Le confiscatoire, on arrête quand ?

Le confiscatoire, on arrête quand ?

La relance du débat, récemment, par le Conseil d’analyse économique (CAE), service dépendant de Matignon, tendant à une remise à plat de la fiscalité du patrimoine, notamment s’agissant des droits de succession, est révélatrice de l’état de la réflexion fiscale en France dans les sommets de l’État.

Le confiscatoire n’est jamais bien loin !

Le patrimoine est une source de richesse à préserver car il est l’un des fondements d’une économie prospère.

C’est là où on en arrive aux préconisations du CAE.

Très clairement, il en ressort que les droits de succession sont appréhendés comme un instrument de redistribution.

La réorganisation envisagée de leur régime autour du renforcement de leur progressivité et, le cas échéant, de la globalisation des patrimoines, conduira nécessairement à la hausse de la contribution pour nombre de redevables.

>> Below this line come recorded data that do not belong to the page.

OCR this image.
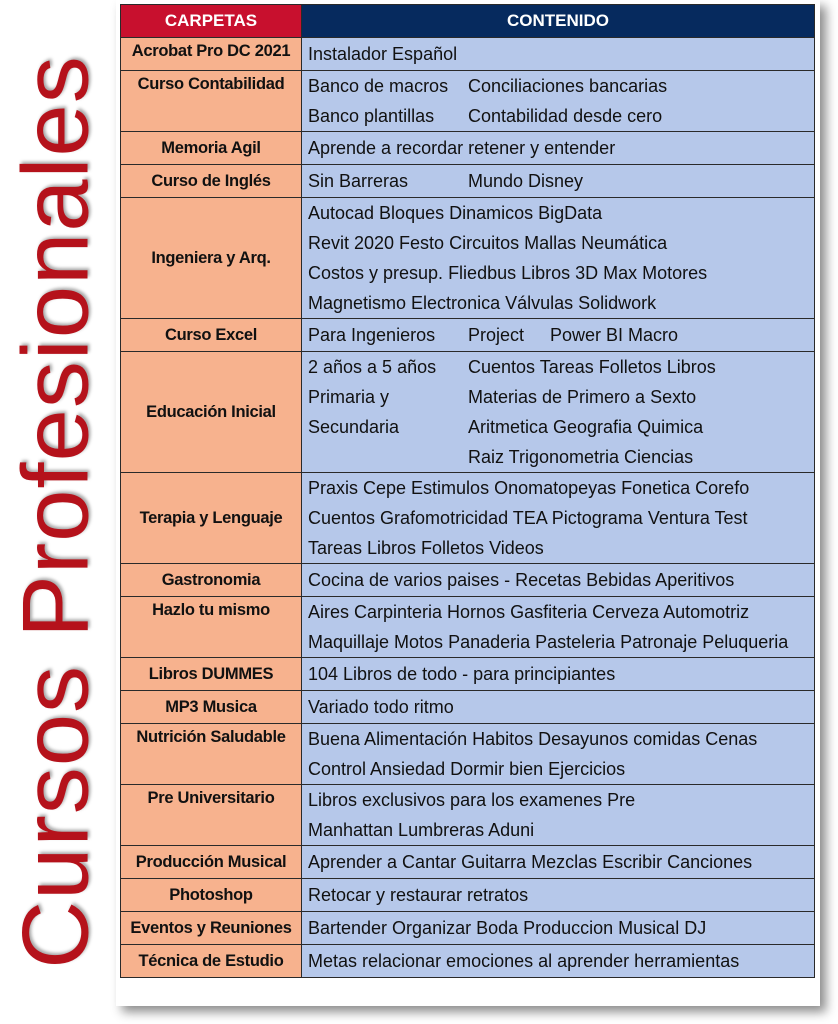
Cursos Profesionales
CARPETAS	CONTENIDO
Acrobat Pro DC 2021	Instalador Español

Curso Contabilidad	Banco de macros Conciliaciones bancarias
Banco plantillas Contabilidad desde cero

Memoria Agil	Aprende a recordar retener y entender

Curso de Inglés	Sin Barreras Mundo Disney

Ingeniera y Arq.	Autocad Bloques Dinamicos BigData
Revit 2020 Festo Circuitos Mallas Neumática
Costos y presup. Fliedbus Libros 3D Max Motores
Magnetismo Electronica Válvulas Solidwork

Curso Excel	Para Ingenieros Project Power BI Macro

Educación Inicial	2 años a 5 años Cuentos Tareas Folletos Libros
Primaria y Materias de Primero a Sexto
Secundaria Aritmetica Geografia Quimica
Raiz Trigonometria Ciencias

Terapia y Lenguaje	Praxis Cepe Estimulos Onomatopeyas Fonetica Corefo
Cuentos Grafomotricidad TEA Pictograma Ventura Test
Tareas Libros Folletos Videos

Gastronomia	Cocina de varios paises - Recetas Bebidas Aperitivos

Hazlo tu mismo	Aires Carpinteria Hornos Gasfiteria Cerveza Automotriz
Maquillaje Motos Panaderia Pasteleria Patronaje Peluqueria

Libros DUMMES	104 Libros de todo - para principiantes

MP3 Musica	Variado todo ritmo

Nutrición Saludable	Buena Alimentación Habitos Desayunos comidas Cenas
Control Ansiedad Dormir bien Ejercicios

Pre Universitario	Libros exclusivos para los examenes Pre
Manhattan Lumbreras Aduni

Producción Musical	Aprender a Cantar Guitarra Mezclas Escribir Canciones

Photoshop	Retocar y restaurar retratos

Eventos y Reuniones	Bartender Organizar Boda Produccion Musical DJ

Técnica de Estudio	Metas relacionar emociones al aprender herramientas
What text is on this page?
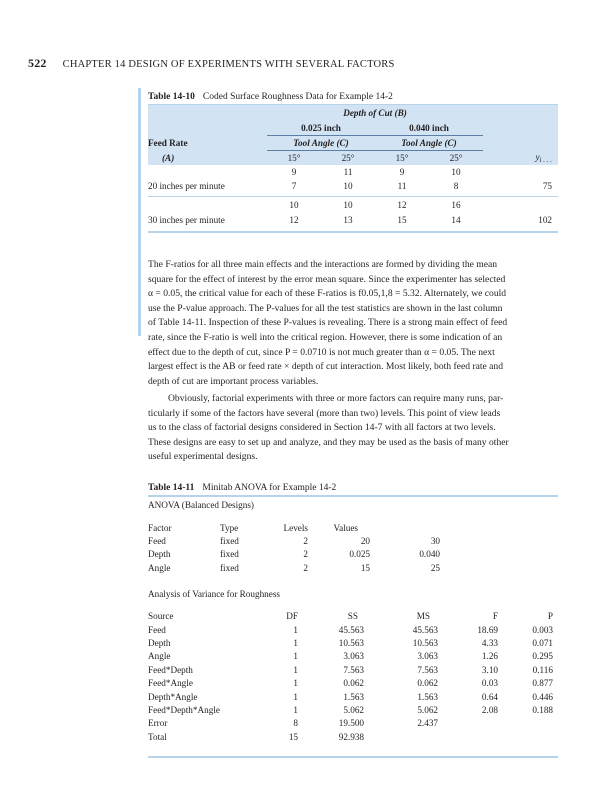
522 CHAPTER 14 DESIGN OF EXPERIMENTS WITH SEVERAL FACTORS
Table 14-10 Coded Surface Roughness Data for Example 14-2
	Depth of Cut (B)				
	0.025 inch		0.040 inch		
Feed Rate	Tool Angle (C)		Tool Angle (C)		
(A)	15°	25°	15°	25°	$y_{i . . .}$
	9	11	9	10	
20 inches per minute	7	10	11	8	75

	10	10	12	16	
30 inches per minute	12	13	15	14	102

The F-ratios for all three main effects and the interactions are formed by dividing the mean

square for the effect of interest by the error mean square. Since the experimenter has selected

α = 0.05, the critical value for each of these F-ratios is f0.05,1,8 = 5.32. Alternately, we could

use the P-value approach. The P-values for all the test statistics are shown in the last column

of Table 14-11. Inspection of these P-values is revealing. There is a strong main effect of feed

rate, since the F-ratio is well into the critical region. However, there is some indication of an

effect due to the depth of cut, since P = 0.0710 is not much greater than α = 0.05. The next

largest effect is the AB or feed rate × depth of cut interaction. Most likely, both feed rate and

depth of cut are important process variables.

Obviously, factorial experiments with three or more factors can require many runs, par-

ticularly if some of the factors have several (more than two) levels. This point of view leads

us to the class of factorial designs considered in Section 14-7 with all factors at two levels.

These designs are easy to set up and analyze, and they may be used as the basis of many other

useful experimental designs.

Table 14-11 Minitab ANOVA for Example 14-2
ANOVA (Balanced Designs)
Factor	Type	Levels	Values		
Feed	fixed	2	20	30	
Depth	fixed	2	0.025	0.040	
Angle	fixed	2	15	25	
Analysis of Variance for Roughness
Source	DF	SS	MS	F	P
Feed	1	45.563	45.563	18.69	0.003
Depth	1	10.563	10.563	4.33	0.071
Angle	1	3.063	3.063	1.26	0.295
Feed*Depth	1	7.563	7.563	3.10	0.116
Feed*Angle	1	0.062	0.062	0.03	0.877
Depth*Angle	1	1.563	1.563	0.64	0.446
Feed*Depth*Angle	1	5.062	5.062	2.08	0.188
Error	8	19.500	2.437		
Total	15	92.938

C’est d’ailleurs probablement ce qui est recherché – ramasser plus – avec pour alibi un appui à l’égalité des chances. Le pari affiché est que, si M. Dubois, grâce à la refonte envisagée a hérité moins que ce qu’il aurait dû, symétriquement M. Dupont qui, lui, n’a pas, ou moins d’héritage, aura plus de chance de s’en sortir dans la vie. On conviendra que la corrélation n’est pas évidente … sauf, bien sûr, si l’on adhère les yeux fermés à la dogmatique bourdieusienne du déterminisme social développée au début des années 70 : si tu n’es pas un héritier, tu ne peux pas réussir !

Certes, si on peut, grâce à son héritage, financer ses études dans des établissements huppés, ce n’est pas un handicap.

Mais, le jeu, de nos jours, est plus ouvert qu’il y a 50 ans.

Des institutions d’enseignement supérieur ont été créées en nombre ; les bourses d’État sont plus nombreuses et plus élevées ; il y a aussi le système des prêts étudiants. Enfin, l’égalité des chances ne se réalise pas que par l’institutionnel, elle est également affaire de dynamisme personnel, de capacités – et de chance aussi, car c’est un aspect de la condition humaine.

La progressivité des droits de succession nous paraît, dès lors, entretenir un rapport lointain, avec ce sujet. Étant rappelé que dans les années 60, 30 % des étudiants de l’École polytechnique n’étaient pas issus des classes dites favorisées.

Pour tout dire, la perspective envisagée par le CAE n’apparaît pas s’inscrire dans la veine de la fiscalité de projet dont la France a besoin, à savoir que se mette en place une véritable fiscalité de l’investissement.

Une fiscalité de promotion du capital, car il est le carburant de l’économie.

Que le dispositif Dutreil, mais aussi l’assurance-vie, semblent poser question au sein dudit service, est révélateur du dogmatisme partageux qui perdure dans certaines sphères étatiques.

Si l’on veut conserver des entreprises familiales, il faut, à l’évidence, alléger le prélèvement au stade de leur transmission, et non pas revenir sur cet acquis, à parfaire au demeurant, cela évitera bien des délocalisations. Ne le mesure-t-on pas ?

Les droits des succession sont un impôt double peine et, pour ce motif, dans leur principe, à proscrire.

C’était déjà la même logique contre-productive avec l’ISF, resté en vigueur longtemps, et que d’aucuns voudraient rétablir !

L’économiste Jacques Marseille a, dans les années 2000, démontré par ses recherches que la France est l’un des pays parmi les plus égalitaires du monde.

Néanmoins, la règle de la progressivité demeure un credo dans les coursives de l’État profond, alors qu’à bien y réfléchir, elle n’est plus si justifiée, compte tenu du rapprochement sensible des conditions entre les Français.

Et demeure une vraie question : la France, ballottée dans la compétition internationale, surendettée, décrochant dans l’échelle du revenu par habitant, peut-elle se redresser, voire recoller au peloton des nations de tête ?

Soyons clairs : ce sera compliqué si elle n’évacue pas l’approche gabelou, qui, de longue date, égare sa réflexion en matière fiscale et que le CAE, à travers sa lecture si conformiste de l’imposition du patrimoine, tend à relégitimer.